IgEは、なぜ増加するのか?(2)

北です。

 

 

 

 

 

 

 

                 
今日は昨日の続きです。
昨日述べたように、「IgE」とB細胞について大切なポイントは、

・免疫グロブリンは、IgMとIgDが基本で、そこにヘルパーT細胞が影響を与えてクラススイッチが起こり、IgGが作られる
・IgEは、さらにその先において、免疫グロブリンH鎖遺伝子のクラススイッチ組み換えにより作られる
・IgE型のB細胞は、本来、短命の形質細胞に分化するので、長期記憶を形成しない
・したがって、IgEはもともと、半減期間が12時間と短く、何もしなくてもアポトーシスすることで消えていく

というところにあります。
簡単にいうと、例えば、風邪をひいて免疫が作られると、しばらく時間が経ってから再び同じ風邪のウィルスが体内に入ってきても、体は速やかにそのウィルスに対抗する免疫を作り出します。
これは長期記憶を形成するB細胞の働きによるものです。
しかし、IgE型のB細胞は本来、この長期記憶を形成せずに、短期生存形質細胞のため、大半は12時間で消滅します。
つまり、IgEが高値を示すことは、長期記憶を持つIgE型のB細胞が発生していることが考えられ、これはIgEが産生される仕組みの中では、「異常な状態」とも言えるそうです。
これは、本来IgEが形成されていく仕組みのどこかが失われることで(CD19やBLNkなど)、本来の短期生存型から異なる形質細胞へと変化していく可能性が考えられるようです。

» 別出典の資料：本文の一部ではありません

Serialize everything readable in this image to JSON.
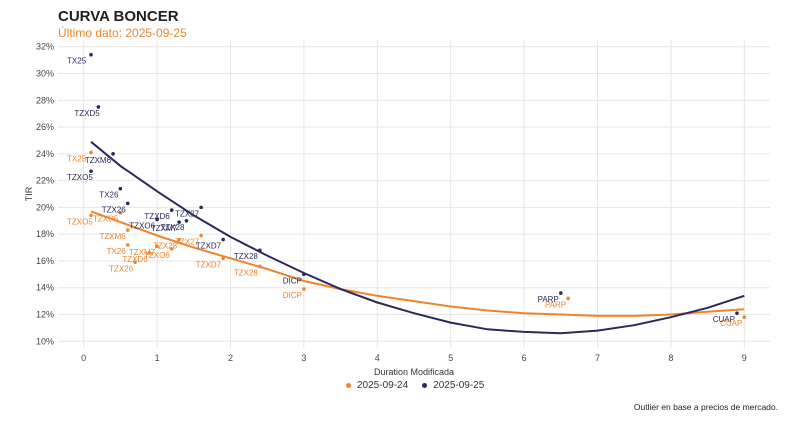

今回、国立成育医療研究センターの発表内容においては、IgEをアポトーシスさせることで、アトピーなどの予防につながる、とのことでしたが、IgE型のB細胞がアポトーシスすること自体は普通のことなので、長期記憶型に変質する原因がどこにあるのか、また長期記憶型に変質した後でも、今回の発表と同様の結果(アポトーシス)が生じるのか、など課題は多いように感じました。
何より、IgE自体は、衛生環境が整った日本においては、あまり必要性が高くありませんが、体にとって不必要な免疫ではありませんから、もし、IgEが生涯にわたって作られない、ということになれば、それはそれで問題を抱えている可能性があるようです。

今後、アレルギーとその原因につながる免疫の研究は、いろいろと行われると思いますが、その根幹の部分で、こうしたB細胞の基礎研究が非常に重要になってくるように思います。
今後の研究成果に期待したいと思います。

                     
おまけ★★★★北のつぶやき

IgEの働きについては、下流の部分(炎症を生じる部分)については、大半が解明されていますが、上流の部分(IgEが作られる部分)については、まだ多くが解明されていない状況だそうです。
B細胞の研究者は、あまり多くはないそうで、こうした基礎的な部分がしっかり解明されていくことはとても大事なことだと思いました。
IgEがアトピー性皮膚炎の炎症に関わっていることは事実ですが、IgEだけがアトピー性皮膚炎の炎症に関わっているわけではありません。
同時に、今の医者がIgEについて「語っている部分」は、実はIgEの働きの半分も明らかにした上での話ではない、とのことでした。
こうした基礎的な研究を行われている先生には頭が下がります。